Information-Driven Fault Detection and Identification for Multi-Agent Spacecraft Systems: Collaborative On-Orbit Inspection Mission
This addresses fault resilience for autonomous multi-spacecraft inspection in low Earth orbit, representing an incremental improvement in domain-specific fault detection methods.
The paper tackles fault detection and identification in multi-spacecraft systems for on-orbit inspection missions by developing a global-to-local framework that integrates sensor models and mission objectives into a cost functional, with simulation results showing reliable fault localization and classification under uncertainty.

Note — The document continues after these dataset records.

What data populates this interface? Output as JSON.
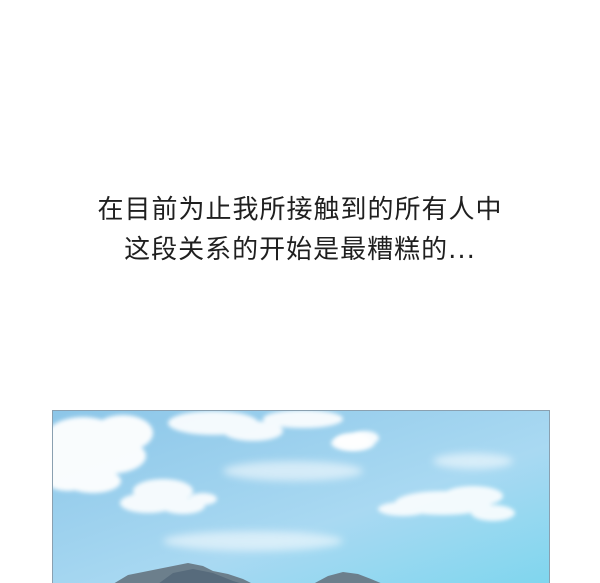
{
  "caption": {
    "line1": "在目前为止我所接触到的所有人中",
    "line2": "这段关系的开始是最糟糕的..."
  },
  "panel": {
    "scene": "sky-with-clouds-and-mountains",
    "colors": {
      "sky_top": "#8ec9ea",
      "sky_bottom": "#bfe3f6",
      "cloud": "#ffffff",
      "mountain": "#5e7280",
      "border": "#8aa0b0"
    }
  }
}
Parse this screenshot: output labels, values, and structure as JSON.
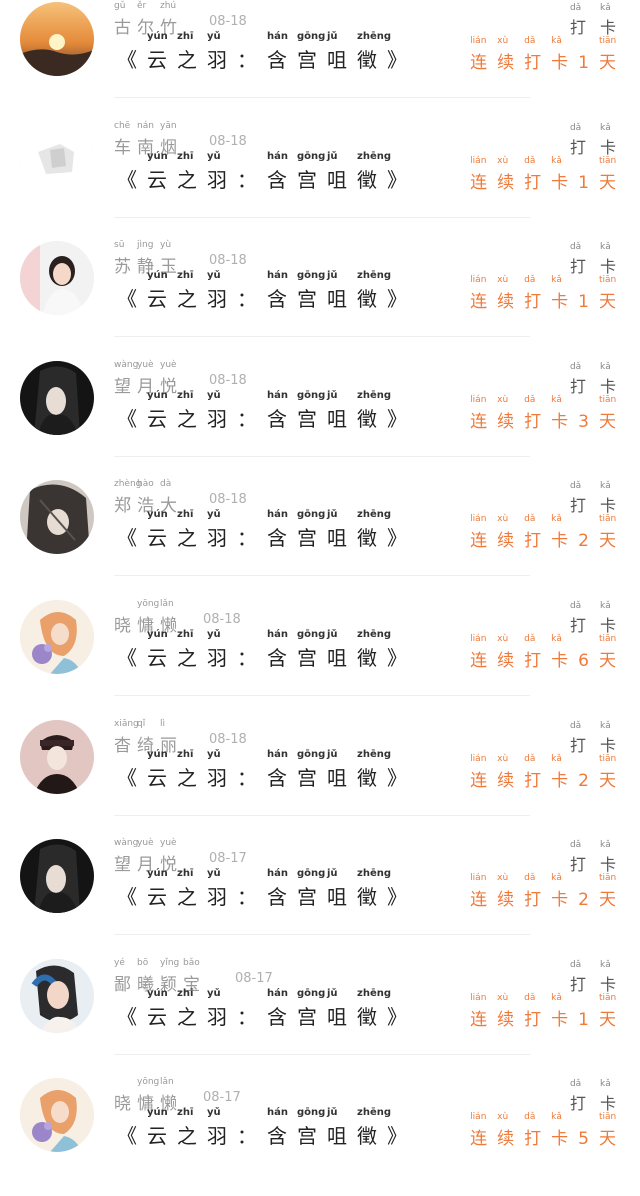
{
  "book_title": "《云之羽：含宫咀徵》",
  "book_chars": [
    {
      "ch": "《",
      "py": ""
    },
    {
      "ch": "云",
      "py": "yún"
    },
    {
      "ch": "之",
      "py": "zhī"
    },
    {
      "ch": "羽",
      "py": "yǔ"
    },
    {
      "ch": "：",
      "py": ""
    },
    {
      "ch": "含",
      "py": "hán"
    },
    {
      "ch": "宫",
      "py": "gōng"
    },
    {
      "ch": "咀",
      "py": "jǔ"
    },
    {
      "ch": "徵",
      "py": "zhēng"
    },
    {
      "ch": "》",
      "py": ""
    }
  ],
  "daka_label": "打卡",
  "daka_chars": [
    {
      "ch": "打",
      "py": "dǎ"
    },
    {
      "ch": "卡",
      "py": "kǎ"
    }
  ],
  "entries": [
    {
      "name": "古尔竹",
      "name_chars": [
        {
          "ch": "古",
          "py": "gǔ"
        },
        {
          "ch": "尔",
          "py": "ěr"
        },
        {
          "ch": "竹",
          "py": "zhú"
        }
      ],
      "date": "08-18",
      "streak": "连续打卡1天",
      "streak_days": "1",
      "avatar": "sunset-avatar"
    },
    {
      "name": "车南烟",
      "name_chars": [
        {
          "ch": "车",
          "py": "chē"
        },
        {
          "ch": "南",
          "py": "nán"
        },
        {
          "ch": "烟",
          "py": "yān"
        }
      ],
      "date": "08-18",
      "streak": "连续打卡1天",
      "streak_days": "1",
      "avatar": "sketch-avatar"
    },
    {
      "name": "苏静玉",
      "name_chars": [
        {
          "ch": "苏",
          "py": "sū"
        },
        {
          "ch": "静",
          "py": "jìng"
        },
        {
          "ch": "玉",
          "py": "yù"
        }
      ],
      "date": "08-18",
      "streak": "连续打卡1天",
      "streak_days": "1",
      "avatar": "girl-avatar"
    },
    {
      "name": "望月悦",
      "name_chars": [
        {
          "ch": "望",
          "py": "wàng"
        },
        {
          "ch": "月",
          "py": "yuè"
        },
        {
          "ch": "悦",
          "py": "yuè"
        }
      ],
      "date": "08-18",
      "streak": "连续打卡3天",
      "streak_days": "3",
      "avatar": "dark-avatar"
    },
    {
      "name": "郑浩大",
      "name_chars": [
        {
          "ch": "郑",
          "py": "zhèng"
        },
        {
          "ch": "浩",
          "py": "hào"
        },
        {
          "ch": "大",
          "py": "dà"
        }
      ],
      "date": "08-18",
      "streak": "连续打卡2天",
      "streak_days": "2",
      "avatar": "anime-avatar"
    },
    {
      "name": "晓慵懒",
      "name_chars": [
        {
          "ch": "晓",
          "py": ""
        },
        {
          "ch": "慵",
          "py": "yōng"
        },
        {
          "ch": "懒",
          "py": "lǎn"
        }
      ],
      "date": "08-18",
      "streak": "连续打卡6天",
      "streak_days": "6",
      "avatar": "flower-avatar"
    },
    {
      "name": "杳绮丽",
      "name_chars": [
        {
          "ch": "杳",
          "py": "xiāng"
        },
        {
          "ch": "绮",
          "py": "qǐ"
        },
        {
          "ch": "丽",
          "py": "lì"
        }
      ],
      "date": "08-18",
      "streak": "连续打卡2天",
      "streak_days": "2",
      "avatar": "boy-avatar"
    },
    {
      "name": "望月悦",
      "name_chars": [
        {
          "ch": "望",
          "py": "wàng"
        },
        {
          "ch": "月",
          "py": "yuè"
        },
        {
          "ch": "悦",
          "py": "yuè"
        }
      ],
      "date": "08-17",
      "streak": "连续打卡2天",
      "streak_days": "2",
      "avatar": "dark-avatar"
    },
    {
      "name": "鄙曦颖宝",
      "name_chars": [
        {
          "ch": "鄙",
          "py": "yé"
        },
        {
          "ch": "曦",
          "py": "bō"
        },
        {
          "ch": "颖",
          "py": "yǐng"
        },
        {
          "ch": "宝",
          "py": "bǎo"
        }
      ],
      "date": "08-17",
      "streak": "连续打卡1天",
      "streak_days": "1",
      "avatar": "woman-avatar"
    },
    {
      "name": "晓慵懒",
      "name_chars": [
        {
          "ch": "晓",
          "py": ""
        },
        {
          "ch": "慵",
          "py": "yōng"
        },
        {
          "ch": "懒",
          "py": "lǎn"
        }
      ],
      "date": "08-17",
      "streak": "连续打卡5天",
      "streak_days": "5",
      "avatar": "flower-avatar"
    }
  ],
  "streak_pinyin": [
    "lián",
    "xù",
    "dǎ",
    "kǎ",
    "",
    "tiān"
  ],
  "colors": {
    "streak": "#f07a3a",
    "name": "#9a9a9a",
    "date": "#b0b0b0",
    "title": "#222222",
    "divider": "#efefef"
  }
}
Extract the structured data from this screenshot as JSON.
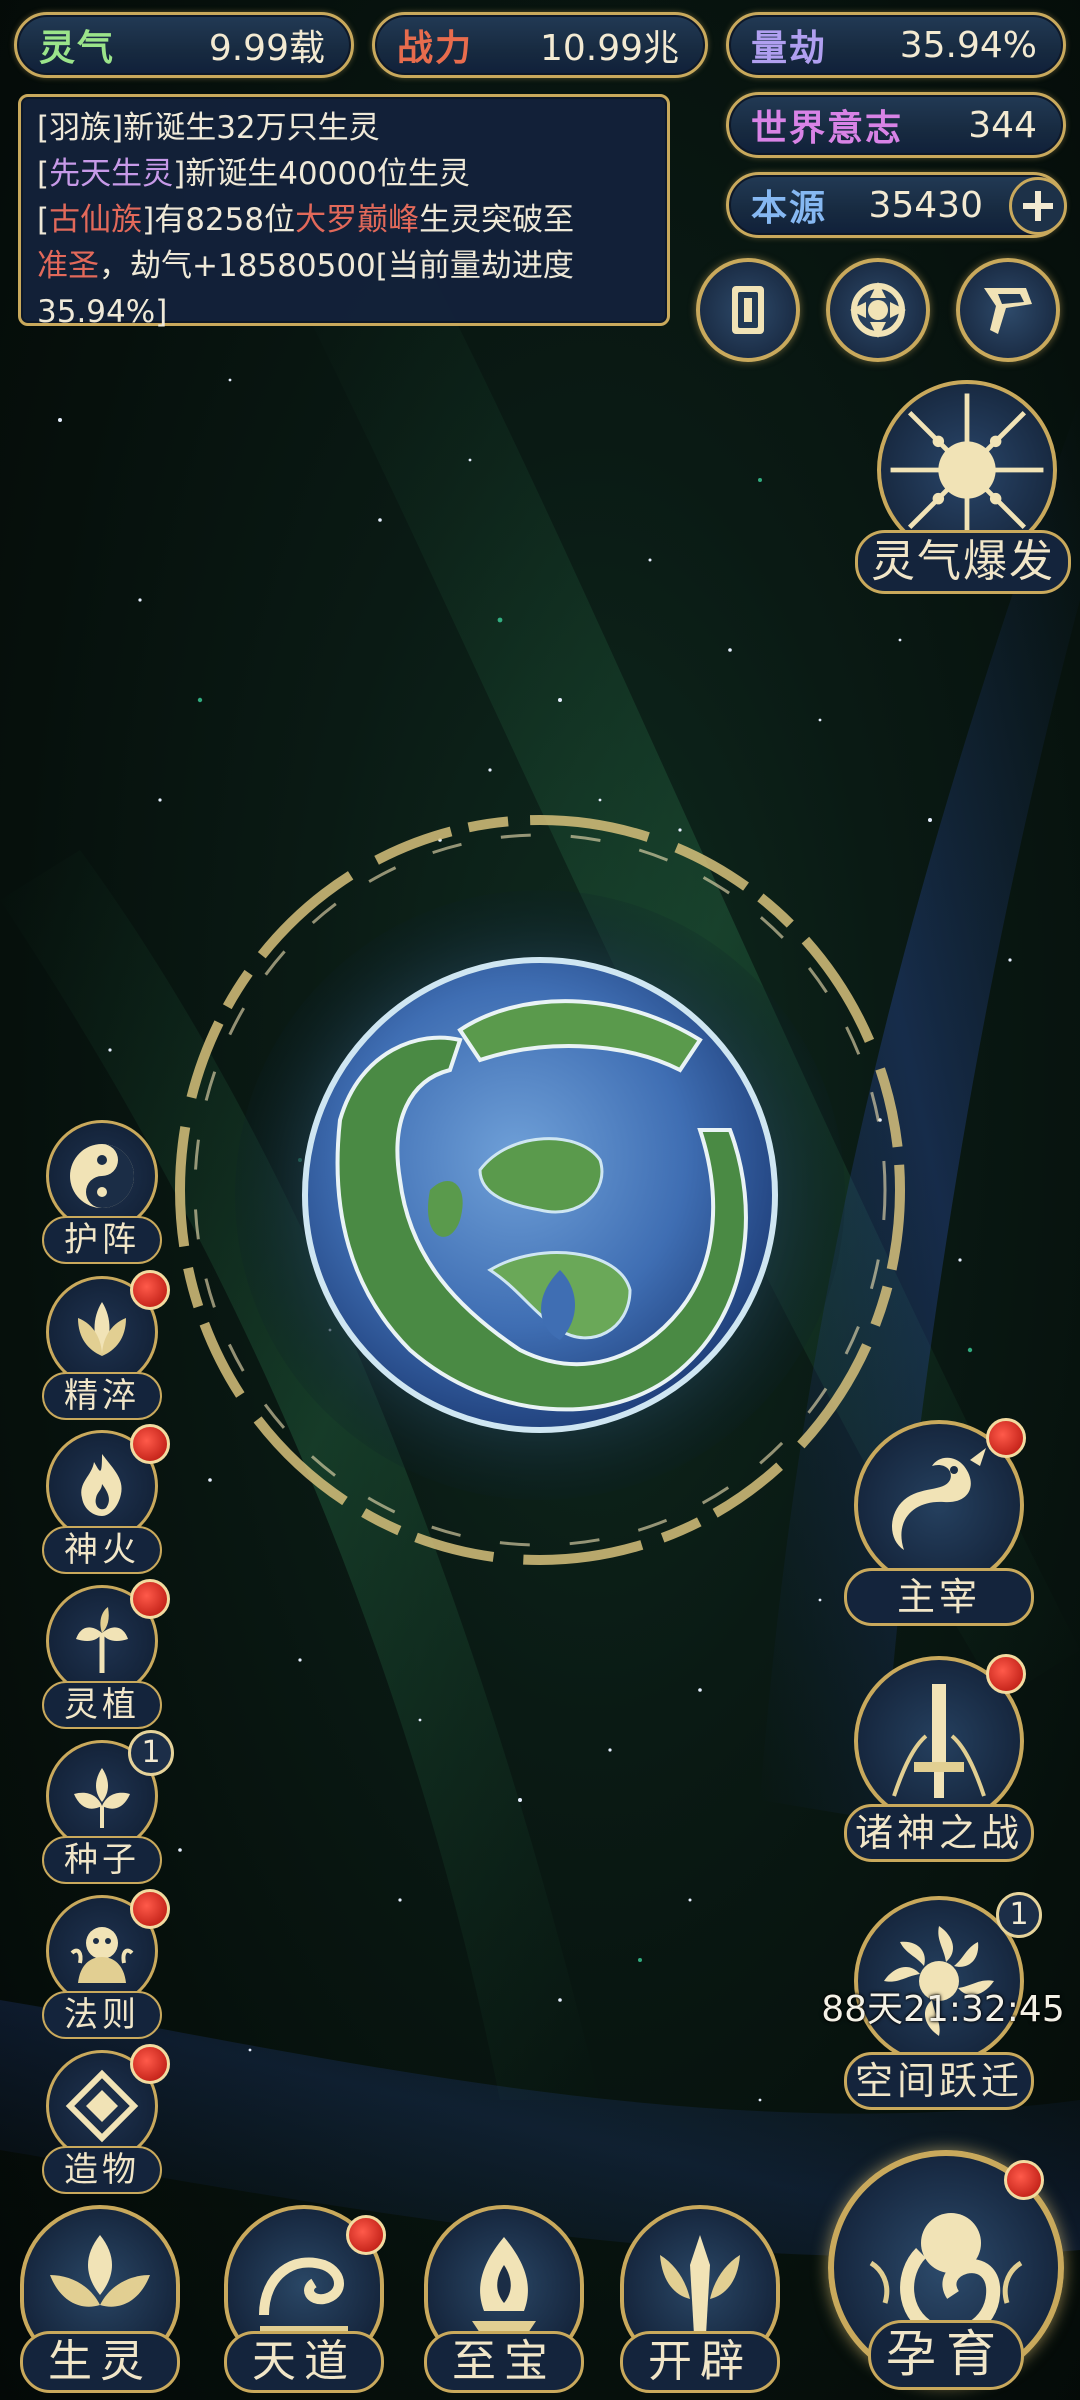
{
  "resources": {
    "lingqi": {
      "label": "灵气",
      "value": "9.99载"
    },
    "zhanli": {
      "label": "战力",
      "value": "10.99兆"
    },
    "liangjie": {
      "label": "量劫",
      "value": "35.94%"
    },
    "shijie": {
      "label": "世界意志",
      "value": "344"
    },
    "benyuan": {
      "label": "本源",
      "value": "35430"
    }
  },
  "log": {
    "line1": "[羽族]新诞生32万只生灵",
    "line2_a": "[",
    "line2_b": "先天生灵",
    "line2_c": "]新诞生40000位生灵",
    "line3_a": "[",
    "line3_b": "古仙族",
    "line3_c": "]有8258位",
    "line3_d": "大罗巅峰",
    "line3_e": "生灵突破至",
    "line4_a": "准圣",
    "line4_b": "，劫气+18580500[当前量劫进度",
    "line5": "35.94%]"
  },
  "top_icons": {
    "card_icon": "card-icon",
    "portal_icon": "portal-icon",
    "flag_icon": "flag-icon"
  },
  "burst": {
    "label": "灵气爆发"
  },
  "left_menu": [
    {
      "label": "护阵",
      "icon": "yin-yang-icon",
      "dot": false
    },
    {
      "label": "精淬",
      "icon": "lotus-icon",
      "dot": true
    },
    {
      "label": "神火",
      "icon": "flame-icon",
      "dot": true
    },
    {
      "label": "灵植",
      "icon": "plant-icon",
      "dot": true
    },
    {
      "label": "种子",
      "icon": "seed-icon",
      "badge": "1"
    },
    {
      "label": "法则",
      "icon": "rule-icon",
      "dot": true
    },
    {
      "label": "造物",
      "icon": "creation-icon",
      "dot": true
    }
  ],
  "right_menu": {
    "zhuzai": {
      "label": "主宰",
      "icon": "dragon-icon"
    },
    "zhushen": {
      "label": "诸神之战",
      "icon": "sword-icon"
    },
    "kongjian": {
      "label": "空间跃迁",
      "icon": "vortex-icon",
      "badge": "1",
      "timer": "88天21:32:45"
    }
  },
  "bottom_nav": {
    "shengling": "生灵",
    "tiandao": "天道",
    "zhibao": "至宝",
    "kaipi": "开辟",
    "yunyu": "孕育"
  },
  "colors": {
    "gold": "#c9a95c",
    "panel": "#14243c",
    "red_dot": "#c8271d"
  }
}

This work presents a global-to-local, task-aware fault detection and identification (FDI) framework for multi-spacecraft systems conducting collaborative inspection missions in low Earth orbit. The inspection task is represented by a global information-driven cost functional that integrates the sensor model, spacecraft poses, and mission-level information-gain objectives. This formulation links guidance, control, and FDI by using the same cost function to drive both global task allocation and local sensing or motion decisions. Fault detection is achieved through comparisons between expected and observed task metrics, while higher-order cost-gradient measures enable the identification of faults among sensors, actuators, and state estimators. An adaptive thresholding mechanism captures the time-varying inspection geometry and dynamic mission conditions. Simulation results for representative multi-spacecraft inspection scenarios demonstrate the reliability of fault localization and classification under uncertainty, providing a unified, information-driven foundation for resilient autonomous inspection architectures.